Помимо славной истории о том, как доктор Уотсон списал великого сыщика, которого все любят, с не очень примечательного, но довольно умного типа, новый “Холмс” отвешивает поклоны и в сторону проблем современности. Богатая на колонии Британия XIX века - неплохая платформа для монолога бывшего военного Шолто (Игорь Скляр) об индусах, которые едут в Лондон на заработки, торгуют на рынках и “режут своих баранов у меня на улице”. Не случайно этот фрагмент хорошо разошелся в Интернете. Говорят даже, что сначала на телеканале “Россия” хотели его вырезать, но потом решили оставить.
У “Холмса” и “Оттепели” удивительно мало общего кроме каких-то просящихся аналогий с сегодняшним днем - проблема традиций (или толерантности) и “оттепельные” настроения. Другое, уже странное совпадение - курящая беременная женщина, которая неумышленно выступает связующим звеном для разных времен и народов.

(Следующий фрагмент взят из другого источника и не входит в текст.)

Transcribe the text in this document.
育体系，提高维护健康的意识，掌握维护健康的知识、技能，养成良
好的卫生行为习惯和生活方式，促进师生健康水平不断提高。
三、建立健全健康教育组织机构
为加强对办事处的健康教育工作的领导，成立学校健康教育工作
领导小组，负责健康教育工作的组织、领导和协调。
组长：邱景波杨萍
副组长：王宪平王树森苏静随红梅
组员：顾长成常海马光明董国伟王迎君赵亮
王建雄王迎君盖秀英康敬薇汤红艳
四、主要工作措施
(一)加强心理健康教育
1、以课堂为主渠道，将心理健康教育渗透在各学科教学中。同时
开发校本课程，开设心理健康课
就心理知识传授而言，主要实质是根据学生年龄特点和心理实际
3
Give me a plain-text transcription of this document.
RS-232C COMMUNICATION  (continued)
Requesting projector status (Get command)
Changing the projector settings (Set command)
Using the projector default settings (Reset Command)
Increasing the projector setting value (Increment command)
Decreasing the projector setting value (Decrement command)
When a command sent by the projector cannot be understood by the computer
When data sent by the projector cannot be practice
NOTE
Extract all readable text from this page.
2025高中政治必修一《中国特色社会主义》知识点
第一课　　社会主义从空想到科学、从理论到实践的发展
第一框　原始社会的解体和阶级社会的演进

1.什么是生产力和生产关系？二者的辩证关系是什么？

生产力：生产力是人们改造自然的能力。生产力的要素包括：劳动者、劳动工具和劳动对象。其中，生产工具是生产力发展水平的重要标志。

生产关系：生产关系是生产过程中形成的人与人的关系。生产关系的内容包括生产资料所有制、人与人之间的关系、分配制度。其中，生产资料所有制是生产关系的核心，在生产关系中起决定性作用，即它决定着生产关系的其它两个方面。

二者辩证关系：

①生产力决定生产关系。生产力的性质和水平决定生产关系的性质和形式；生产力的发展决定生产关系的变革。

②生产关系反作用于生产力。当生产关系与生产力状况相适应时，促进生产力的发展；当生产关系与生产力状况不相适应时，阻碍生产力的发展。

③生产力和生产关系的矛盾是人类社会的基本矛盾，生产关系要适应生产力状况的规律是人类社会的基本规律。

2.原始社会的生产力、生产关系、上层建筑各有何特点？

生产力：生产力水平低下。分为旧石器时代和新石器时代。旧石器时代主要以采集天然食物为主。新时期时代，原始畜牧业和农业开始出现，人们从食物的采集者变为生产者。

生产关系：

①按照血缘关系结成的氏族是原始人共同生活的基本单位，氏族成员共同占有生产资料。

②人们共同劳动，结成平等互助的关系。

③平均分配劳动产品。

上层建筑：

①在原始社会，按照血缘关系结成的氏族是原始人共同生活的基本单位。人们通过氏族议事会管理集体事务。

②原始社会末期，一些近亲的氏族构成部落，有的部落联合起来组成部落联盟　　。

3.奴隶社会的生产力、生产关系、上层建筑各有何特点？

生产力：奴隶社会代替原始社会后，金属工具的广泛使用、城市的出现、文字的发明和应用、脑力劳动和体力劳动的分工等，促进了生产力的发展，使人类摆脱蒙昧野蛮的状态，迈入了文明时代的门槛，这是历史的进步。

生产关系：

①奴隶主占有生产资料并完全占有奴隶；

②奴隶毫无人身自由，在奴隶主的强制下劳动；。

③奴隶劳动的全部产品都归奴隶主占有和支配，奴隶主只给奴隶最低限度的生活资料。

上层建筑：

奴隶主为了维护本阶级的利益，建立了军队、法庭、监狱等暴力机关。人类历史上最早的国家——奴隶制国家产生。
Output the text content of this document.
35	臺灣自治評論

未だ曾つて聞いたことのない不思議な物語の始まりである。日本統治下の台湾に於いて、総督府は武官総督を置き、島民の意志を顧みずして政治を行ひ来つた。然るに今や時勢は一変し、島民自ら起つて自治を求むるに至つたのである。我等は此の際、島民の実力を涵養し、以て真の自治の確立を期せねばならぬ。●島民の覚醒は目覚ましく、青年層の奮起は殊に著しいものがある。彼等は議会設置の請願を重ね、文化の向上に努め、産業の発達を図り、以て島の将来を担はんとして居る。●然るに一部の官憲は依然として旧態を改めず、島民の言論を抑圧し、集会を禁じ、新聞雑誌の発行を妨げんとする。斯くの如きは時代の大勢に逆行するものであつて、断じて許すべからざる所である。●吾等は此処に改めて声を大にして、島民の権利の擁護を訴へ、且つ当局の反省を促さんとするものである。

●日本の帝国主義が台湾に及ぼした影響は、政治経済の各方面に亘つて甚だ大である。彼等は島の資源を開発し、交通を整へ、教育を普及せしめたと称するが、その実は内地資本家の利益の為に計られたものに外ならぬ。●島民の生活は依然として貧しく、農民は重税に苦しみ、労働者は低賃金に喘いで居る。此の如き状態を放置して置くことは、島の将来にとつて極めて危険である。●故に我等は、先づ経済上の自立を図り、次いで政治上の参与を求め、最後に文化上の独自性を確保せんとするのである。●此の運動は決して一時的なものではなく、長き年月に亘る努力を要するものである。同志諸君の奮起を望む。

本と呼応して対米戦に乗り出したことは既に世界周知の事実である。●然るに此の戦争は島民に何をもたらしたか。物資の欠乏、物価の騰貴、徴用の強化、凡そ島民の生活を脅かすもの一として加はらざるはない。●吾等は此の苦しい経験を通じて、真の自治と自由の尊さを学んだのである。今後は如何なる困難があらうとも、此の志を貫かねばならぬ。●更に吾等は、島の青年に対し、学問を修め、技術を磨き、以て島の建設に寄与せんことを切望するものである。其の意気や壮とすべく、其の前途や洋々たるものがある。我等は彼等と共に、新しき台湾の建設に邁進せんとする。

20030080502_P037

Детище Валерия Тодоровского удивительно выигрывает в органике, актерском исполнении, монтажной аккуратности. В нем фальшивые сериальные интонации уходят с первыми сериями, а закадровая история вырастает в живописный задник, где есть место для ММКФ, итальянской делегации, Версаче, Канэто Синдо, репрессий, “дела геологов”, полета Гагарина и, конечно, Великой Отечественной войны. Любовная линия тут удивительно трагична: не как в “Холмсе” - на грани запредельной романтики, а на уровне какого-то печального консенсуса, когда прекраснейшее из чувств грозит превратиться в грустную повседневность, всякой романтики лишенную. Есть в этом отзвуки рушащегося идеализма, который постоянно транслировал Егор Мячин (Яценко). При этом женские персонажи прописаны едва ли не лучше мужских. Галерея героинь - от терпеливого второго режиссера Регины Марковны, которая замужем за ветераном войны, оставшимся без ног, до жены режиссера Кривицкого (Ефремов), глуповатой, но властной советской женщины. В этом мире многие решения принимают жены, а видные чиновники с мужественностью, достойной лучшего применения, отстаивают это мнение как свое. Эту схему, скрываемую взрослыми с разной степенью искренности или цинизма, быстро раскрывает дочь Хрусталева - умная и уже познавшая одиночество девочка. “Оттепель”, возможно, дается отчасти и ее глазами - и грустно и смешно, и сладко и противно. Оператор Хрусталев, хоть и отец, но - и гений, и свинья, и трус, и какая-никакая душа компании. Впрочем, почему он гений - большой вопрос, который вполне может раскрыться во втором сезоне сериала, если таковой все-таки снимут.
Конечно, судя по эффектам, которые использует Тодоровский, “Оттепель” - это все же плод коллективной работы - воспоминаний, - коим является и любой фильм. Когда девушка Марьяна впервые выходит на съемочную площадку, движение в кадре замедляется, а звуки сливаются в монотонный пугающий гул. Когда же она прощается с Хрусталевым, он выуживает из памяти избранные фрагменты из их отношений и со съемок фильма.
Избирательность памяти многое расставляет на свои места. Мысли о “Холмсе” Кавуна так или иначе связаны с другими экранизациями или непосредственно текстами Артура Конана Дойля, а “Оттепель” начинает жить своей жизнью, оттолкнувшись от многих параллелей. Трус хуже предателя, но лучше сыщика.